HSBC flags rupiah-driven risks as Indonesia growth cools and inflation rises in 2026

by VT Markets
/
Jun 26, 2026

HSBC strategists said Indonesia’s GDP and inflation backdrop has been resilient, but argued an energy shock is beginning to weigh on activity and the balance of payments. Recent indicators point to softer momentum, including declines in retail spending, consumer sentiment and export orders. Fiscal spending has been frontloaded, which they said could imply tighter conditions later in the year as authorities seek to comply with the 3% fiscal cap.

They forecast GDP growth of 4.7% year-on-year in 2026, down from 5.1% in 2025, while projecting inflation averaging 3.5% in 2026 versus 1.9% in 2025. PMI input prices have risen and are feeding into output prices. The strategists linked rupiah weakness to external accounts, expecting the balance of payments to record a second consecutive annual deficit in 2026. They cited a current account shortfall of -0.1% of GDP in 2025 alongside capital inflows of -0.3% of GDP, and pointed to corporates holding cash but remaining reluctant to invest.

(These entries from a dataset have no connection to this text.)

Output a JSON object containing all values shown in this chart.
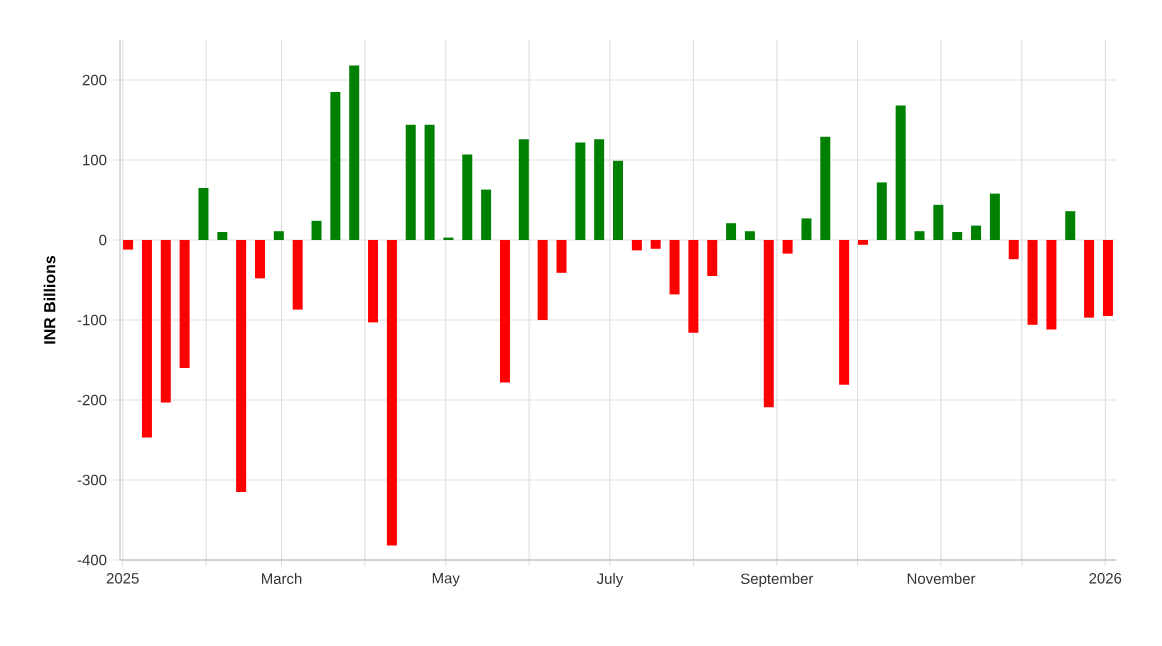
{
  "chart_data": {
    "type": "bar",
    "ylabel": "INR Billions",
    "x": [
      "2025-01-03",
      "2025-01-10",
      "2025-01-17",
      "2025-01-24",
      "2025-01-31",
      "2025-02-07",
      "2025-02-14",
      "2025-02-21",
      "2025-02-28",
      "2025-03-07",
      "2025-03-14",
      "2025-03-21",
      "2025-03-28",
      "2025-04-04",
      "2025-04-11",
      "2025-04-18",
      "2025-04-25",
      "2025-05-02",
      "2025-05-09",
      "2025-05-16",
      "2025-05-23",
      "2025-05-30",
      "2025-06-06",
      "2025-06-13",
      "2025-06-20",
      "2025-06-27",
      "2025-07-04",
      "2025-07-11",
      "2025-07-18",
      "2025-07-25",
      "2025-08-01",
      "2025-08-08",
      "2025-08-15",
      "2025-08-22",
      "2025-08-29",
      "2025-09-05",
      "2025-09-12",
      "2025-09-19",
      "2025-09-26",
      "2025-10-03",
      "2025-10-10",
      "2025-10-17",
      "2025-10-24",
      "2025-10-31",
      "2025-11-07",
      "2025-11-14",
      "2025-11-21",
      "2025-11-28",
      "2025-12-05",
      "2025-12-12",
      "2025-12-19",
      "2025-12-26",
      "2026-01-02"
    ],
    "values": [
      -12,
      -247,
      -203,
      -160,
      65,
      10,
      -315,
      -48,
      11,
      -87,
      24,
      185,
      218,
      -103,
      -382,
      144,
      144,
      3,
      107,
      63,
      -178,
      126,
      -100,
      -41,
      122,
      126,
      99,
      -13,
      -11,
      -68,
      -116,
      -45,
      21,
      11,
      -209,
      -17,
      27,
      129,
      -181,
      -6,
      72,
      168,
      11,
      44,
      10,
      18,
      58,
      -24,
      -106,
      -112,
      36,
      -97,
      -95
    ],
    "colors": [
      "#ff0000",
      "#ff0000",
      "#ff0000",
      "#ff0000",
      "#008000",
      "#008000",
      "#ff0000",
      "#ff0000",
      "#008000",
      "#ff0000",
      "#008000",
      "#008000",
      "#008000",
      "#ff0000",
      "#ff0000",
      "#008000",
      "#008000",
      "#008000",
      "#008000",
      "#008000",
      "#ff0000",
      "#008000",
      "#ff0000",
      "#ff0000",
      "#008000",
      "#008000",
      "#008000",
      "#ff0000",
      "#ff0000",
      "#ff0000",
      "#ff0000",
      "#ff0000",
      "#008000",
      "#008000",
      "#ff0000",
      "#ff0000",
      "#008000",
      "#008000",
      "#ff0000",
      "#ff0000",
      "#008000",
      "#008000",
      "#008000",
      "#008000",
      "#008000",
      "#008000",
      "#008000",
      "#ff0000",
      "#ff0000",
      "#ff0000",
      "#008000",
      "#ff0000",
      "#ff0000"
    ],
    "xlim": [
      "2024-12-31",
      "2026-01-05"
    ],
    "xticks": [
      {
        "value": "2025-01-01",
        "label": "2025"
      },
      {
        "value": "2025-02-01",
        "label": null
      },
      {
        "value": "2025-03-01",
        "label": "March"
      },
      {
        "value": "2025-04-01",
        "label": null
      },
      {
        "value": "2025-05-01",
        "label": "May"
      },
      {
        "value": "2025-06-01",
        "label": null
      },
      {
        "value": "2025-07-01",
        "label": "July"
      },
      {
        "value": "2025-08-01",
        "label": null
      },
      {
        "value": "2025-09-01",
        "label": "September"
      },
      {
        "value": "2025-10-01",
        "label": null
      },
      {
        "value": "2025-11-01",
        "label": "November"
      },
      {
        "value": "2025-12-01",
        "label": null
      },
      {
        "value": "2026-01-01",
        "label": "2026"
      }
    ],
    "ylim": [
      -400,
      250
    ],
    "yticks": [
      -400,
      -300,
      -200,
      -100,
      0,
      100,
      200
    ],
    "grid": true
  }
}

Currency Weakness and Market Strategies

We see the Indonesian Rupiah’s depreciation as the main issue to watch, driven by a weak balance of payments. The IDR has recently breached the 16,500 level against the US dollar, reflecting poor capital inflows. Derivative traders should consider positioning for further currency weakness, potentially through buying USD/IDR call options to profit from a continued decline.

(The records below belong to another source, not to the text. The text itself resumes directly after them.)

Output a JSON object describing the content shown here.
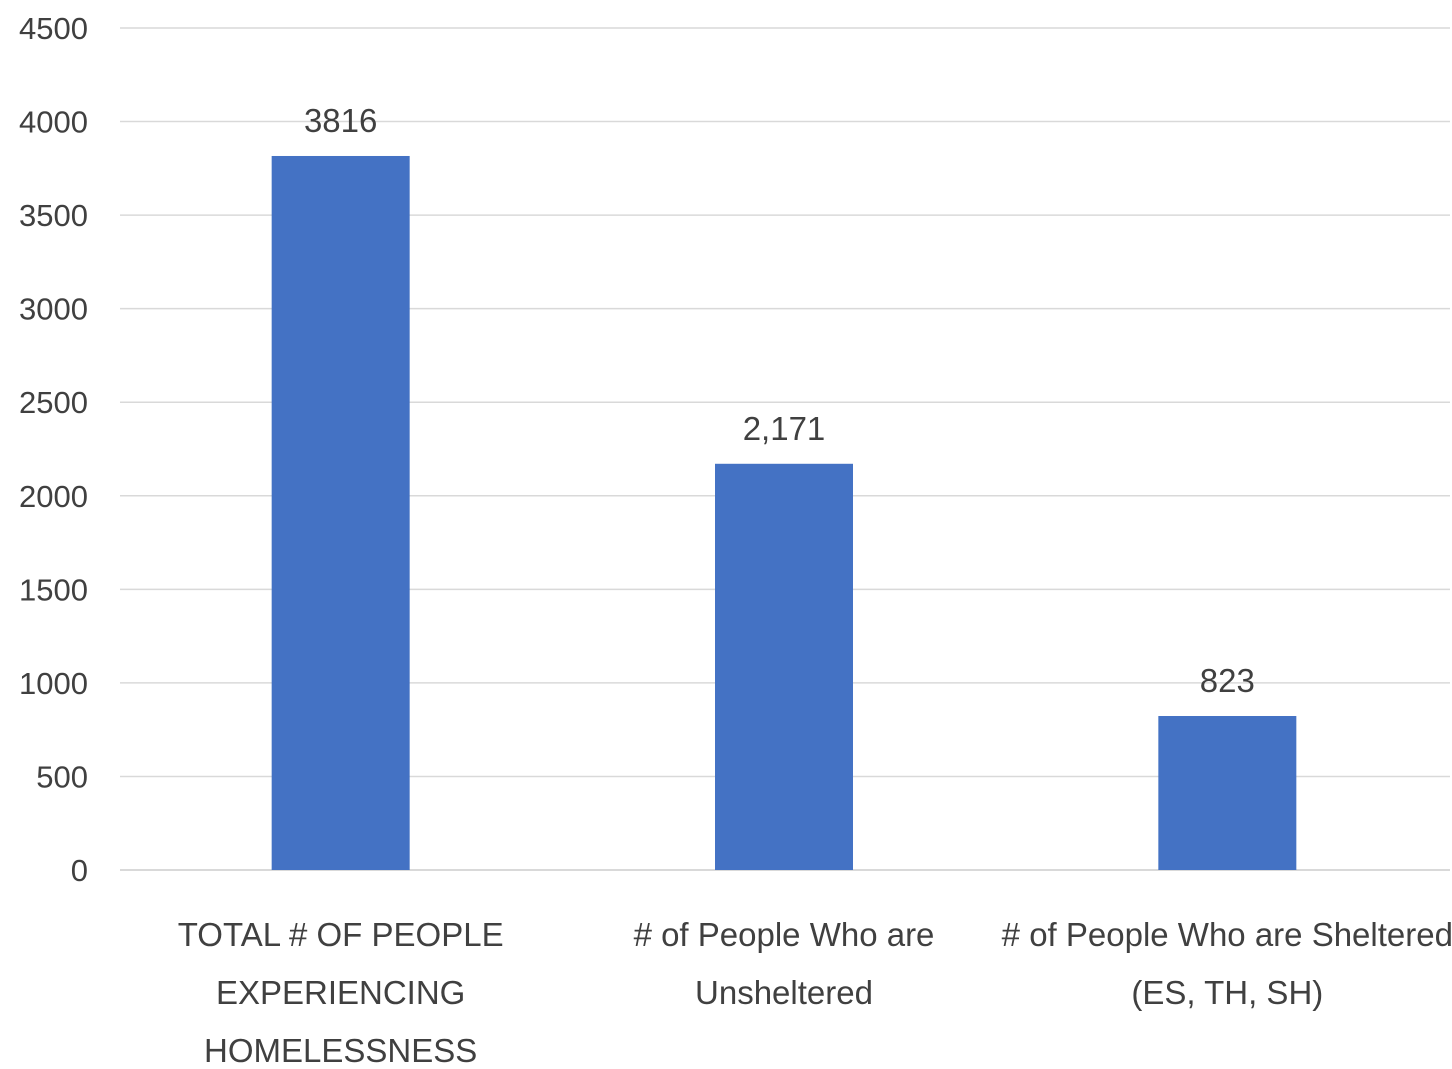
{
  "chart_data": {
    "type": "bar",
    "title": "",
    "xlabel": "",
    "ylabel": "",
    "categories": [
      [
        "TOTAL # OF PEOPLE",
        "EXPERIENCING",
        "HOMELESSNESS"
      ],
      [
        "# of People Who are",
        "Unsheltered"
      ],
      [
        "# of People Who are Sheltered",
        "(ES, TH, SH)"
      ]
    ],
    "values": [
      3816,
      2171,
      823
    ],
    "data_labels": [
      "3816",
      "2,171",
      "823"
    ],
    "ylim": [
      0,
      4500
    ],
    "yticks": [
      0,
      500,
      1000,
      1500,
      2000,
      2500,
      3000,
      3500,
      4000,
      4500
    ],
    "grid": true,
    "legend": "none",
    "colors": {
      "bar": "#4472C4",
      "grid": "#d9d9d9",
      "text": "#404040"
    }
  }
}
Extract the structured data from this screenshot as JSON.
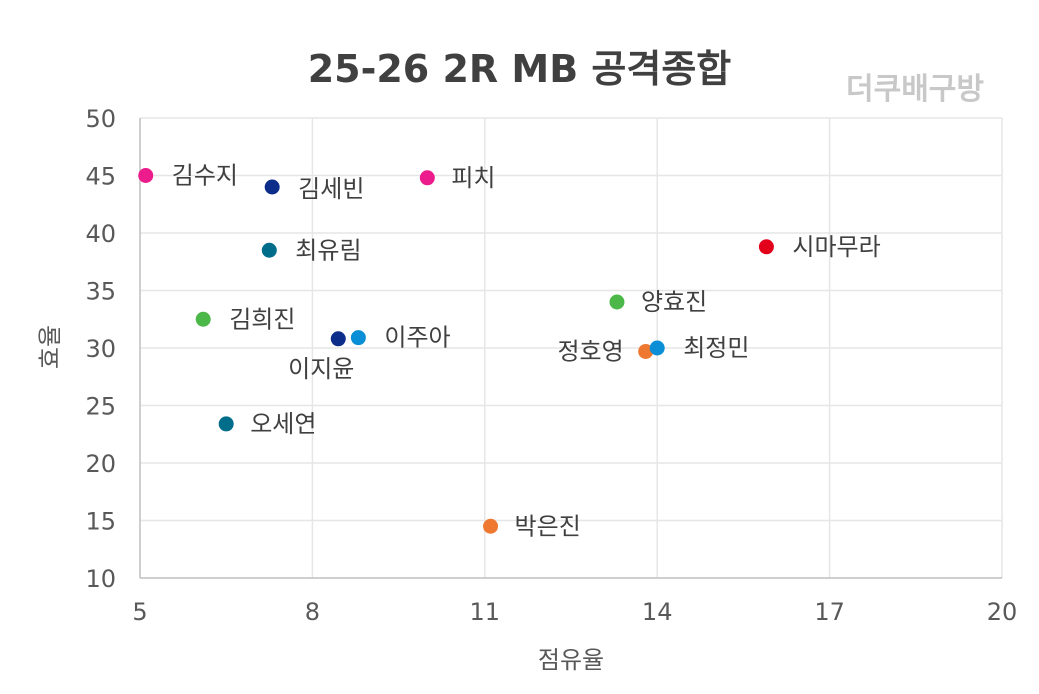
{
  "chart_data": {
    "type": "scatter",
    "title": "25-26  2R MB 공격종합",
    "watermark": "더쿠배구방",
    "xlabel": "점유율",
    "ylabel": "효율",
    "xlim": [
      5,
      20
    ],
    "ylim": [
      10,
      50
    ],
    "xticks": [
      5,
      8,
      11,
      14,
      17,
      20
    ],
    "yticks": [
      10,
      15,
      20,
      25,
      30,
      35,
      40,
      45,
      50
    ],
    "grid": true,
    "points": [
      {
        "label": "김수지",
        "x": 5.1,
        "y": 45.0,
        "color": "#ec1c8c"
      },
      {
        "label": "김세빈",
        "x": 7.3,
        "y": 44.0,
        "color": "#0d2d8a"
      },
      {
        "label": "피치",
        "x": 10.0,
        "y": 44.8,
        "color": "#ec1c8c"
      },
      {
        "label": "최유림",
        "x": 7.25,
        "y": 38.5,
        "color": "#006d8a"
      },
      {
        "label": "시마무라",
        "x": 15.9,
        "y": 38.8,
        "color": "#e3001b"
      },
      {
        "label": "김희진",
        "x": 6.1,
        "y": 32.5,
        "color": "#4db84a"
      },
      {
        "label": "양효진",
        "x": 13.3,
        "y": 34.0,
        "color": "#4db84a"
      },
      {
        "label": "이지윤",
        "x": 8.45,
        "y": 30.8,
        "color": "#0d2d8a"
      },
      {
        "label": "이주아",
        "x": 8.8,
        "y": 30.9,
        "color": "#0a8fd6"
      },
      {
        "label": "정호영",
        "x": 13.8,
        "y": 29.7,
        "color": "#ef7830"
      },
      {
        "label": "최정민",
        "x": 14.0,
        "y": 30.0,
        "color": "#0a8fd6"
      },
      {
        "label": "오세연",
        "x": 6.5,
        "y": 23.4,
        "color": "#006d8a"
      },
      {
        "label": "박은진",
        "x": 11.1,
        "y": 14.5,
        "color": "#ef7830"
      }
    ]
  }
}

The slowdown in the broader economy, marked by falling retail sales and consumer sentiment, creates a headwind for Indonesian equities. Bank Indonesia’s latest consumer confidence survey showed a drop to 115.5, the lowest reading this year, signaling cautious household spending. We believe this justifies buying put options on the Jakarta Composite Index (JCI) to hedge against a potential market downturn.

Inflation Outlook and Investment Concerns

With inflation forecast to rise, we expect pressure on the central bank to tighten monetary policy. The latest inflation print already ticked up to 3.2% year-on-year, and a weak currency will only add to price pressures. This situation, reminiscent of the 2018 emerging market volatility, makes interest rate swaps that bet on higher rates an attractive strategy.

The underlying problem is a lack of investment, even though companies are holding plenty of cash. Foreign Direct Investment (FDI) data for the first quarter of 2026 confirmed this trend, showing a 15% drop compared to the previous year. This suggests the economic weakness is not a temporary shock but a more persistent issue, reinforcing our cautious outlook for the coming weeks.